Interspersed in the villainy is a full crop of Santa Clara insider and vaudeville-y jokes, as well as references to current news events. Audience participation is a must, and no matter what goes wrong on stage it’s all part of the fun.
For 25 years Cleo was Showtime’s playwright, producer, promoter, production manager, casting director, stage director, set designer, wardrobe mistress, choreographer, prop master and chronicler. In 2008 she turned the reins over to her longtime assistants Robin Burdick and Sheriff of Doomstown, Rick Mauck, who keep the tradition of home-brewed melodrama alive.
Cleo was a relentless promoter, and a key part of her MO was getting public officials to appear in Showtime, including several generations of police chiefs. Public officials who declined to take a turn on stage were likely to find their absences publicly noted in Cleo’s Corner.
I can attest to Cleo’s persuasiveness. By the end of that 2005 interview she had me signed up for Showtime, which I have done every year since.
People can do a lot more than they know they can, she used to say. Her gift, she liked to say, was getting people to do things they didn’t know they could. As for herself, “I was in a play once and I really screwed up.”
The bottom line for Cleo was simple, “I have just loved this town and the people in it.”
The curtain rises on Tic-tac-Toe Tag – or [what] Detective Agency by Rick Mauck on Friday, March 1 and Saturday, March 2, 2019 at 6:30 p.m. for pre-show entertainment and 7 p.m. for the melodrama and variety show; and on Sunday, March 3, 2019 at 1:30 p.m. for the pre-show and 2 p.m. for the show. Just practice saying “Waaaaaaaaaay over there in Alviso” and you’re ready for Showtime.
Performances are at the Community Recreation Center, 969 Kiely Blvd. in Santa Clara. Admission is $7. Tickets are available at the Santa Clara Senior Center, 1303 Fremont St., the Community Recreation Center, online at www.santaclarawomensleague.org and at the door. For more information, visit www.SantaClaraShowtime.net or call (408) 615-3170.
Over the years the event has raised more than $500,000 to support the Santa Clara Senior Center’s Health and Wellness program.

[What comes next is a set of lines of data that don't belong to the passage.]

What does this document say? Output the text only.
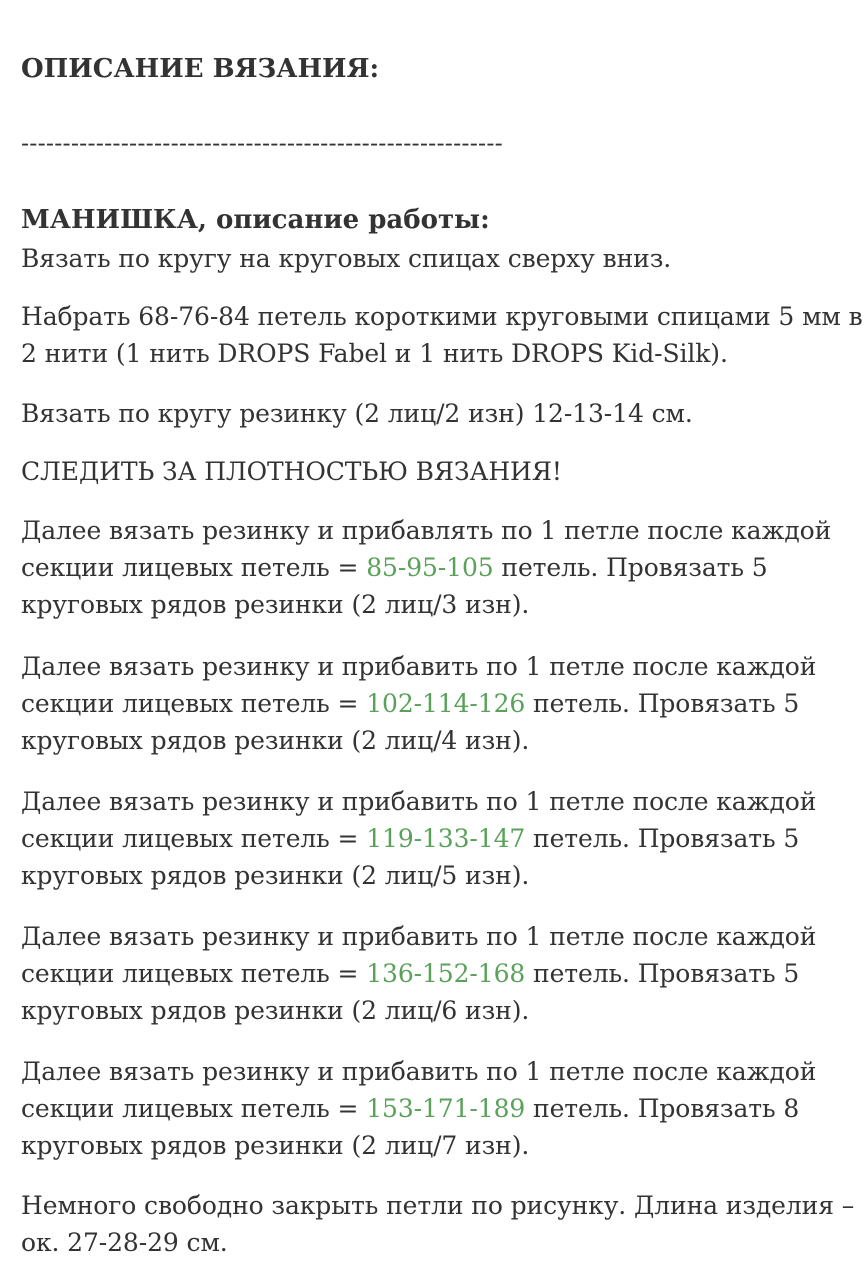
ОПИСАНИЕ ВЯЗАНИЯ:
----------------------------------------------------------
МАНИШКА, описание работы:

Вязать по кругу на круговых спицах сверху вниз.

Набрать 68-76-84 петель короткими круговыми спицами 5 мм в
2 нити (1 нить DROPS Fabel и 1 нить DROPS Kid-Silk).

Вязать по кругу резинку (2 лиц/2 изн) 12-13-14 см.

СЛЕДИТЬ ЗА ПЛОТНОСТЬЮ ВЯЗАНИЯ!

Далее вязать резинку и прибавлять по 1 петле после каждой
секции лицевых петель = 85-95-105 петель. Провязать 5
круговых рядов резинки (2 лиц/3 изн).

Далее вязать резинку и прибавить по 1 петле после каждой
секции лицевых петель = 102-114-126 петель. Провязать 5
круговых рядов резинки (2 лиц/4 изн).

Далее вязать резинку и прибавить по 1 петле после каждой
секции лицевых петель = 119-133-147 петель. Провязать 5
круговых рядов резинки (2 лиц/5 изн).

Далее вязать резинку и прибавить по 1 петле после каждой
секции лицевых петель = 136-152-168 петель. Провязать 5
круговых рядов резинки (2 лиц/6 изн).

Далее вязать резинку и прибавить по 1 петле после каждой
секции лицевых петель = 153-171-189 петель. Провязать 8
круговых рядов резинки (2 лиц/7 изн).

Немного свободно закрыть петли по рисунку. Длина изделия –
ок. 27-28-29 см.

Cleo was a strong, powerful, wonderful woman. She could talk anyone into anything and make them think it was their idea. She didn’t rely on others to fix things she saw needed done, she jumped in and found a way to do it. She loved Santa Clara and did everything she could to make it a great place to live. I’m so happy to have known her. I’ve been a member of the Santa Clara Women’s League since the early 1990’s and know first hand of their great works. I’ve seen 33 of showtime productions and enjoyed everyone. Robin & Rick have done Cleo proud with their continuing success. This year I joined the cast and am having even more fun.